Der erste wirkliche Ausbruch von AFM-Fällen ereignete sich 2014, als 120 Fälle bestätigt wurden, wobei die größten Konzentrationen in Kalifornien und Colorado auftraten.

Was folgte, war ein Muster mit geraden und ungeraden Jahreszahlen: Die Fälle fielen 2015 auf 22, stiegen 2016 auf 149 und fielen 2017 wieder auf 35. Letztes Jahr erreichten sie 228, eine Zahl, die noch steigen könnte, da zahlreiche Erkrankungen noch untersucht werden.

Im Einklang mit dem zyklischen Muster wurden in diesem Jahr bisher nur vier Fälle bestätigt.

CDC-Beamte betrachten eine Erkrankung als AFM, basierend auf Scans und anderen Beweisen, die eine bestimmte Art von Schädigung des Rückenmarks zeigen. Der Nachweis einer Enterovirus-Infektion ist nicht erforderlich, damit ein Fall gezählt wird, vor allem, weil ein solcher Nachweis schwer zu erbringen ist. Bislang konnten die CDC-Ermittler nur bei vier von 558 bestätigten Fällen Enteroviren in der Rückenmarksflüssigkeit nachweisen.

Wissenschaftler verwenden empfindlichere Tests für die Rückenmarksflüssigkeit, in der Hoffnung, den Zusammenhang zwischen AFM und EV-D68 besser nachweisen zu können. Das wiederum könnte zu einer gezielteren Arbeit an Behandlungen und vielleicht sogar an einem Impfstoff führen.
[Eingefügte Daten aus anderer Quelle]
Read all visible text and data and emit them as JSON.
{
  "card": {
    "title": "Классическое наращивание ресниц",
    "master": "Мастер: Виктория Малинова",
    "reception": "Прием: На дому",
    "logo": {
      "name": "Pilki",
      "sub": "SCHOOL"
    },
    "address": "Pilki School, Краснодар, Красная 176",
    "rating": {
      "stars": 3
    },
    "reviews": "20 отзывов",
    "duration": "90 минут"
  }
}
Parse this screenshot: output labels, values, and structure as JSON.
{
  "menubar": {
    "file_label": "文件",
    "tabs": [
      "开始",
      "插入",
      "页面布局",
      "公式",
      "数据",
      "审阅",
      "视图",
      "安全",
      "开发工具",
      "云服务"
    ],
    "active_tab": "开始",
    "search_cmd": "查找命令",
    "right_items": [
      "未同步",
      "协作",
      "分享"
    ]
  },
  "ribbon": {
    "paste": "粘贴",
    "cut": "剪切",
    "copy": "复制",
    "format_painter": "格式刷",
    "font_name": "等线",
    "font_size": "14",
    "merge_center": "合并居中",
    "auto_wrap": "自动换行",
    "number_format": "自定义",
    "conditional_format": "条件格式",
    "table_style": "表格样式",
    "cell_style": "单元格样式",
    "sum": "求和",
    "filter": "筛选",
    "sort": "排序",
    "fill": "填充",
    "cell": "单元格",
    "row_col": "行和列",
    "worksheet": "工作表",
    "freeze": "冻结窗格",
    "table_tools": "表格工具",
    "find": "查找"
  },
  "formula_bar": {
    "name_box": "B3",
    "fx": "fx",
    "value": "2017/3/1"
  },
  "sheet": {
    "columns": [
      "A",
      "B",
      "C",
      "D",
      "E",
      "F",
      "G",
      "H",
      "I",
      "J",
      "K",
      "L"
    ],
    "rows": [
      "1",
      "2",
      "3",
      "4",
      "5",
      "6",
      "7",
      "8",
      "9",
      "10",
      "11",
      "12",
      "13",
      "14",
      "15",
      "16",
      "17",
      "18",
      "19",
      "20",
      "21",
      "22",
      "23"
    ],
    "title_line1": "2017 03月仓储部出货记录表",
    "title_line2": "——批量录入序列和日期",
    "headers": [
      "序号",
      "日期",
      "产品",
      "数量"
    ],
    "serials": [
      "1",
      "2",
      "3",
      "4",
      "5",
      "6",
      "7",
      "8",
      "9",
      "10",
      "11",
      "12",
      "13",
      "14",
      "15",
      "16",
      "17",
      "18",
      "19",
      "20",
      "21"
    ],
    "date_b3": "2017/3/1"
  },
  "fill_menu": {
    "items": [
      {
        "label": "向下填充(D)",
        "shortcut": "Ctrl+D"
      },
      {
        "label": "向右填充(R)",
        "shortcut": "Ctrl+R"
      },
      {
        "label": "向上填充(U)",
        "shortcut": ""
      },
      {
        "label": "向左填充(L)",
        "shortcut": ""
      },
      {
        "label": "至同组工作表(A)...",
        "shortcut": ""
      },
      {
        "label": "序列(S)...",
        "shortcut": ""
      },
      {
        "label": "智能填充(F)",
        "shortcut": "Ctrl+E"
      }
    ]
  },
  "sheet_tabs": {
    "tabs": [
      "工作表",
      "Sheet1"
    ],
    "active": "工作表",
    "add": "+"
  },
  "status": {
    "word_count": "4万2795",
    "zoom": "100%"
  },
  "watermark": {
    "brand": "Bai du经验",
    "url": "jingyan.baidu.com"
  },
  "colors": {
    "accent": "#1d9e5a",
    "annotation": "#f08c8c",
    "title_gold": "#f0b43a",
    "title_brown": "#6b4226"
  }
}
In der Zwischenzeit hat Faucis Behörde einen Aufruf an Forscher veröffentlicht, sich um Bundesmittel zu bewerben, und zapft ein von der Universität von Alabama verankertes Netzwerk pädiatrischer Forschungszentren an, um an der Krankheit zu arbeiten.

Auch die CDC verspricht eine größere Aufmerksamkeit. Eltern haben der Behörde vorgeworfen, kaum mehr zu tun, als Fälle zu zählen, und haben sich darüber beschwert, dass sie, wenn sie versuchten, die CDC zu kontaktieren, nur auf automatisierte Telefonbäume und Formularantworten stießen.

Die CDC-Beamten haben damit begonnen, Treffen und Anrufe mit Familien zu veranstalten, eine wissenschaftliche Arbeitsgruppe einzurichten und daran zu arbeiten, die Fälle genauer zu überwachen.

Fauci deutete an, dass es ein Fehler wäre, davon auszugehen, dass Schübe für immer jedes zweite Jahr stattfinden werden. Die nächste Welle „könnte nach allem, was wir wissen, im Jahr 2019 auftreten“, sagte er.